[TUHS] Old 386 Unix Versions, was: Re: PCC for the i386

Clem Cole clemc at ccc.com
Thu Jul 18 00:34:51 AEST 2019

On Wed, Jul 17, 2019 at 5:28 AM Arrigo Triulzi <arrigo at alchemistowl.org>

> Does anyone have documentation or history for European efforts in the
> Unix-like operating systems?

Yes, I talk about it in my paper in the digital release of volume *CNAM
Historical Booklets* including your respective texts.


Note the web site is in French, and all the papers are A4 format, some are
French some are in English (like mine own).   [Send me email off line if
you want a copy of the paper and don't want try to get the whole thing].

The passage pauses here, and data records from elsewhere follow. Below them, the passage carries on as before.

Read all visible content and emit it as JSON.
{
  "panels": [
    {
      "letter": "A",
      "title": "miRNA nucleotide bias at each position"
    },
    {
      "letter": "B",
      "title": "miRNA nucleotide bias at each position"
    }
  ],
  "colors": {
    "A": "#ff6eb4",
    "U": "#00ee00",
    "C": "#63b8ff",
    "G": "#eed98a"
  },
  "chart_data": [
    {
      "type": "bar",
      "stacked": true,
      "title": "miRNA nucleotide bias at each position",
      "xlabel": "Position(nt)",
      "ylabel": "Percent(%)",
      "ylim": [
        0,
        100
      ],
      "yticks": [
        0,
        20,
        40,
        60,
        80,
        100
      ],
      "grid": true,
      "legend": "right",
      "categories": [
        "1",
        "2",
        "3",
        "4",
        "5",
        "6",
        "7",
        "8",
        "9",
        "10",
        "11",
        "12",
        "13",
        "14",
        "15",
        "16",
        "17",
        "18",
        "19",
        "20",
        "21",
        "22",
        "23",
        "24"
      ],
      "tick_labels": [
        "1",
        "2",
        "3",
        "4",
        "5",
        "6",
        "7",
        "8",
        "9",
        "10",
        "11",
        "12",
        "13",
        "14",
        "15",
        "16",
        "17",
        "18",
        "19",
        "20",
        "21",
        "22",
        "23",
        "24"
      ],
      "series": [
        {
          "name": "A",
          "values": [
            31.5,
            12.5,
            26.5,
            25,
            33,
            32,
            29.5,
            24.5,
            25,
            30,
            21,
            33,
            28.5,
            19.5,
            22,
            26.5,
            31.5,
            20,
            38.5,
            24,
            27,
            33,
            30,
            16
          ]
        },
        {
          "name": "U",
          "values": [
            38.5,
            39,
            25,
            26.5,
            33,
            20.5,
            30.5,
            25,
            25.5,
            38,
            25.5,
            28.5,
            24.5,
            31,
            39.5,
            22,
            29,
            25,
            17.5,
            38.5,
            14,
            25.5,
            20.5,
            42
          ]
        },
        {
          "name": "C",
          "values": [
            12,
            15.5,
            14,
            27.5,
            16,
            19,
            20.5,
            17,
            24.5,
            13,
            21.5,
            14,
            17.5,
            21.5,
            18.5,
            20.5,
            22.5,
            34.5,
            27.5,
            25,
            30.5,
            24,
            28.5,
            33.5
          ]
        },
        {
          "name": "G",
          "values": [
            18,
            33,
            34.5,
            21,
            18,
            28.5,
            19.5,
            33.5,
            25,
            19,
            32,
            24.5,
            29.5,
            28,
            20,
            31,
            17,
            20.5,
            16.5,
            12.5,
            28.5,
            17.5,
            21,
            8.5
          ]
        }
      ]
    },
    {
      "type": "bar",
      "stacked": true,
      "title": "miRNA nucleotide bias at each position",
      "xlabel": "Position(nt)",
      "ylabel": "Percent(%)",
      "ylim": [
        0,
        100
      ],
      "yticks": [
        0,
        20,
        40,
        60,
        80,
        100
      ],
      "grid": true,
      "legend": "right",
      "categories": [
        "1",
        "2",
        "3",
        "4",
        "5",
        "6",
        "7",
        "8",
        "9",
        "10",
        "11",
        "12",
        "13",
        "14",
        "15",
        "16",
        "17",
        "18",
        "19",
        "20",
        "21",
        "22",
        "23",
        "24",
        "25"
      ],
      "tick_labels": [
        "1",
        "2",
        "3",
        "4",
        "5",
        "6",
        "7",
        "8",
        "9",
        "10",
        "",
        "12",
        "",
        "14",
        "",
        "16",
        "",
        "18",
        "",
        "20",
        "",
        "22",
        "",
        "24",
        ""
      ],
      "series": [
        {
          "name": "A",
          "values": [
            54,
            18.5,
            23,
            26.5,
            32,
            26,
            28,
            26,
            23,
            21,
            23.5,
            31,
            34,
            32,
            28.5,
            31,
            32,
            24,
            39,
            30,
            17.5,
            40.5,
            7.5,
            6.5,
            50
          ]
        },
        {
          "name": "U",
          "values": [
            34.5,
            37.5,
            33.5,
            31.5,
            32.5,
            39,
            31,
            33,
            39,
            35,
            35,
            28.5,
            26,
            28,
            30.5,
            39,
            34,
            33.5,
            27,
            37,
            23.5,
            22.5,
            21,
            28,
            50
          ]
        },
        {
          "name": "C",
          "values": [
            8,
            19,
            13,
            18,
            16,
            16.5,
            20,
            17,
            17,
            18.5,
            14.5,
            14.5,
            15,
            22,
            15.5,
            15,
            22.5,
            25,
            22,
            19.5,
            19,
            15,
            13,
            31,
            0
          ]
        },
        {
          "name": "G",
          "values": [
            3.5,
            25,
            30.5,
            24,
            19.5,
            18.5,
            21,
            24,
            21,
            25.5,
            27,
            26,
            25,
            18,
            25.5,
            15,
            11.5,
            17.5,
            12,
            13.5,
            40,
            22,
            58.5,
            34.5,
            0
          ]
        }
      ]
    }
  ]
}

> For example there was Bull’s Chorus which I seem to recall was based on
> Mach or a competing microkernel (it was a very long time ago and I used it
> for no mare than about two hours..).
Close, not quite.  Contemporaries but not the same.

Chorus was a C++ rewrite of Gien's Pascal based 'SOL' systems [Gien M.
(1983). “The SOL Operating System”, USENIX Association, 1983, Proceedings
of the Summer ‘83 USENIX Conference, Toronto, Canada, July, 1983, Pages

> I am rather saddened by the fact that there is so much about all the Unix
> (and not only Unix) history of computing in the USA and so very little in
> Europe.

Fair, although not completely true.  USENIX and it's European sisters did a
number of conferences back in the day.  If we missed, other than Australia,
we probably did less in Asia that we could have.   The truth was that the
European's wanted to be published in the ACM or USENIX pubs (just like most
American's and Brits wanted to publish in the Swiss and German journals for
Physics and Chemistry in the 30s and 40s).

But I think a lot of us in the community, certainly were aware of the lot
of cool things happening 'across the pond.'    Please don't sell yourself
and your non-North American sisters and brothers so short.

> I wouldn’t even know where to start, to be honest, all I have as a history
> is the Italian side from my father and his other mad friends and colleagues
> in Milan. So little of it is recorded, never mind written down.
That's a shame to hear.  I hope we can find more of it.